At the time of writing, Bitcoin (BTC) is trading at $19,500 with a gain of 2% in the last 24 hours, while Ethereum is registering a gain of 3% over the same period. Other cryptocurrencies are following a similar trajectory during today’s trading session with XRP and Cardano among the worst performing assets in the sector.
Crypto and global markets near the bottom, but far from a bull
The successful completion of “The Merge” left the crypto market without a narrative of its own. Thus, the nascent asset class has moved in step with traditional shares and major indices.

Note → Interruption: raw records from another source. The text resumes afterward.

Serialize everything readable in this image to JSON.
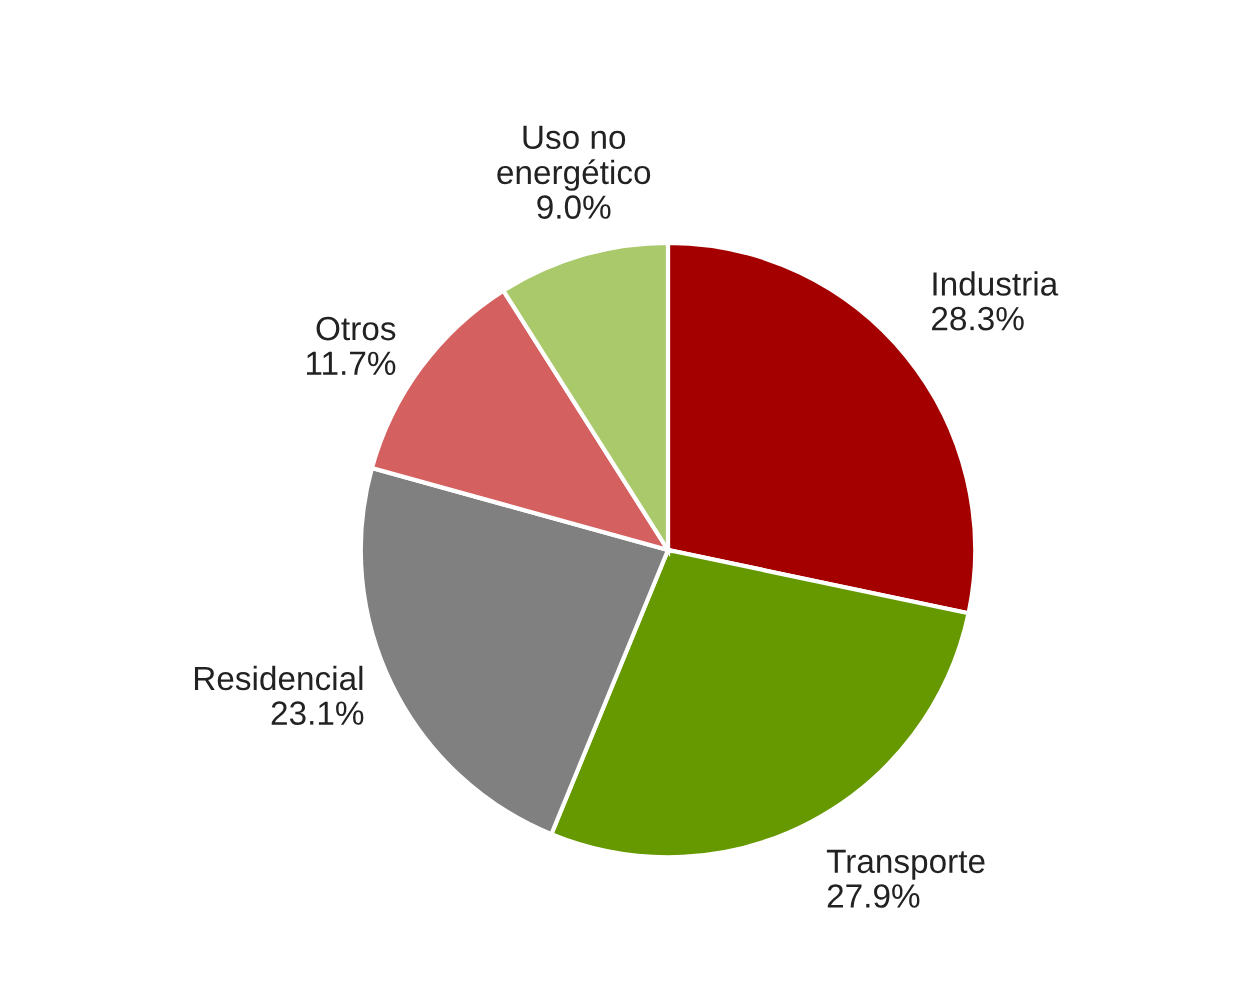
{
  "chart_data": {
    "type": "pie",
    "categories": [
      "Industria",
      "Transporte",
      "Residencial",
      "Otros",
      "Uso no\nenergético"
    ],
    "values": [
      28.3,
      27.9,
      23.1,
      11.7,
      9.0
    ],
    "value_labels": [
      "28.3%",
      "27.9%",
      "23.1%",
      "11.7%",
      "9.0%"
    ],
    "colors": [
      "#a50000",
      "#669900",
      "#808080",
      "#d46060",
      "#a9c96b"
    ],
    "legend": false
  }
}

Macroeconomic forces have dominated price action in risky assets, mostly crypto and stocks, as the US Federal Reserve (Fed) rushes to curb inflation. The financial institution has raised interest rates and triggered a bear market that has rippled through the financial world.
In this situation, every market participant wants to know when crypto will finally bottom out. For this to happen, stocks must first find a bottom, and oneaccording to Jurrien Timmer, Director of Macro for Fidelity, this may be close to happening.
Via his official Twitter handle, Timmer compared the current situation with the inflationary periods from 1940 to 1947 in the United States. The North American country went through a period of high inflation after World War II.
Timmer referred to this situation as a fiscal/monetary cocktail, the country was recovering from a major conflict with most of the world in ruins, still damaged from the massive consumption and low resources. At the time, the S&P 500 saw a 30% decline.
Right now, this index is nearing its lows as it follows a similar trajectory. As shown in the chart below, the S&P 500 continued to move sideways for several years as inflation peaked at 19.6%. In comparison, today’s inflation of 8.9% was the highest month-on-month. Timmer said:
The 1946-49 bear market had a nominal decline of 30% and a real decline of 46% (average 20% inflation). It was entirely driven by valuations. The analogy suggests that we are close to the bottom, but far from the next bull.
Other experts expect a similar scenario for Bitcoin and the crypto market. This may be positive news for long-term owners looking to accumulate at current levels, but not for those betting on another bull run in 2022 or even 2023.